The course is organized on two main thematic topics. The first of these is dedicated to reconstructing, on a theoretical and methodological level, the concept of capitalism, a concept that too often is taken for granted and which we instead consider opportune to study in its conceptual and historical-social genealogy. We will try to answer some fundamental questions about that: what should we mean for capitalism? What are the structural characteristics of this economic and social organization model? What are the fundamental processes that through contemporary capitalism? How has the latter changed with respect to its previous industrial phase? What are its most stringent current critical issues?
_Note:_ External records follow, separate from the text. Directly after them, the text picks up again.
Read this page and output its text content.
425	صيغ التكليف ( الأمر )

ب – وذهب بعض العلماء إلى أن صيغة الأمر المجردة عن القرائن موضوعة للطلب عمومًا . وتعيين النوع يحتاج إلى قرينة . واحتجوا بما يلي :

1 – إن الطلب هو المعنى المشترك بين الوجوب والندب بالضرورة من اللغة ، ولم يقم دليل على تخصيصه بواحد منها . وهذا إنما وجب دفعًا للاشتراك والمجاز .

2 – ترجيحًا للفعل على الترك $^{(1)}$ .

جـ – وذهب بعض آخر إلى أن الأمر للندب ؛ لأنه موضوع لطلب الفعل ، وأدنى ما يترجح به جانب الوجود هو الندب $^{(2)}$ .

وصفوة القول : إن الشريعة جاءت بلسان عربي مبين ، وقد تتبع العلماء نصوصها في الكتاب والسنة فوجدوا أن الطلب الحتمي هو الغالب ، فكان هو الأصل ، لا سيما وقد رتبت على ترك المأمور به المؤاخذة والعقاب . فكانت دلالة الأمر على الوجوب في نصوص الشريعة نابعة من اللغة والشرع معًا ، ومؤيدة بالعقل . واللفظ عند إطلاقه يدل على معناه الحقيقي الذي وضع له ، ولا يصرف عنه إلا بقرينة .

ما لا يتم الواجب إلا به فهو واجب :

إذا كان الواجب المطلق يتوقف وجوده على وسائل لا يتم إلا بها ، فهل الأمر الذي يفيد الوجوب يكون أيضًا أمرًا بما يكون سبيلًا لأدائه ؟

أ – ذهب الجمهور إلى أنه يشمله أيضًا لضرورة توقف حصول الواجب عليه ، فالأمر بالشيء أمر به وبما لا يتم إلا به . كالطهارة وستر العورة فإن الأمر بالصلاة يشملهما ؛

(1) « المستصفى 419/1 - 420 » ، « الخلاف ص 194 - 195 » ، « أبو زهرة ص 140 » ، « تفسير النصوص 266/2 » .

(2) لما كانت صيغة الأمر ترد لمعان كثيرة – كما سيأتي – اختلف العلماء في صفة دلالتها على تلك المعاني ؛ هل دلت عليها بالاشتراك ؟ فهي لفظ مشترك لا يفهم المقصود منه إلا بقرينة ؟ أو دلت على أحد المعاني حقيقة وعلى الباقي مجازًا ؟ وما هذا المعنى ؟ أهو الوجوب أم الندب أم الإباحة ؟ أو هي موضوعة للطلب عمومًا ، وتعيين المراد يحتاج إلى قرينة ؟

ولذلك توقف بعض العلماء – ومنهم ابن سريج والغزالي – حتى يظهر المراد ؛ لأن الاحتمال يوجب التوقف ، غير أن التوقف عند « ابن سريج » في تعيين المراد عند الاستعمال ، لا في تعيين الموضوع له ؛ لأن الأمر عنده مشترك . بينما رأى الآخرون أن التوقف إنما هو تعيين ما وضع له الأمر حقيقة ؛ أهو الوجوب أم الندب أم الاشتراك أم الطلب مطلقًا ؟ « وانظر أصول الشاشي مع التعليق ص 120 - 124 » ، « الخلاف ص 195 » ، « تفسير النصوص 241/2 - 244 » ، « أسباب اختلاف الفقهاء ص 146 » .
This first axis of reflection then meets the themes of the second part of the course, dedicated to the conceptual reconstruction of the recent phenomena of spatialization of capitalism (globalization). In other words, the fundamental objective of the second part of the course will be to reflect about complexity of the lines of development starting from which the global space of contemporary capitalist society is breaking down and then recomposing itself. In particular, there will be two phenomena that will be placed at the center of the arguments of this part of the course: 1) the process of multiplication (of the shapes) of the work and 2) the formation of new rules of government of society that are organized starting from definition of new borders (which in turn produce and define new processes of differential inclusion). All this will be studied and investigated starting from what Mezzadra and Neilson can be called "border as method". The proliferation and the multiplication of new borders today draws new economic, social, subjective and geopolitical geographies that we will try to investigate, also in the light of migratory emergencies that cross and dramatically characterize the current European and global society.

Finally, the same topics will be analyzed in the classroom through the vision of films and documentaries that will provide important insights to deepen the social relevance of such phenomena. The proposal and the discussion in the classroom of the films will be proposed in collaboration with the expert of cinema and social history Domenico Guzzo.

Readings/Bibliography

First part of the course:

Harvey D., Marx e la follia del capitale, Feltrinelli, Milano, 2018.

Marazzi C., Che cos'è il plusvalore?, Casagrande, Bellinzona, 2016.

Second part of the course:

Mezzadra S., Neilson B., Confini e frontiere. La moltiplicazione del lavoro nel mondo globale, Il Mulino, Bologna, 2014.

The program of study for attending students could have some changes that will be communicated during the course by the teacher.

Teaching methods

The different sections of the course will be centered around lectures led by the theacher. Moreover, a seminar activity with experts and relevant scholar and several screenings will be planned.

At the methodological level, it is important to underline the pivotal role that will be played by paradigms and interpretative frameworks. Those tools are necessary to comprehend both problems and their analytical contents. Otherwise put, the students will be provided with transversal competencies for the understanding of sociology of labour. The goal, to conclude, is to build up with them a methodological tool-box.

Assessment methods

To evaluate the degree of students knowledge, for this teaching, the exam will be in written form.

Only for attending students two written partial tests are been scheduled. The final exam will also be in writing.

Teaching tools

Students will be able to find information and important teaching materials to support the course at the web spaces set up by the University for this purpose.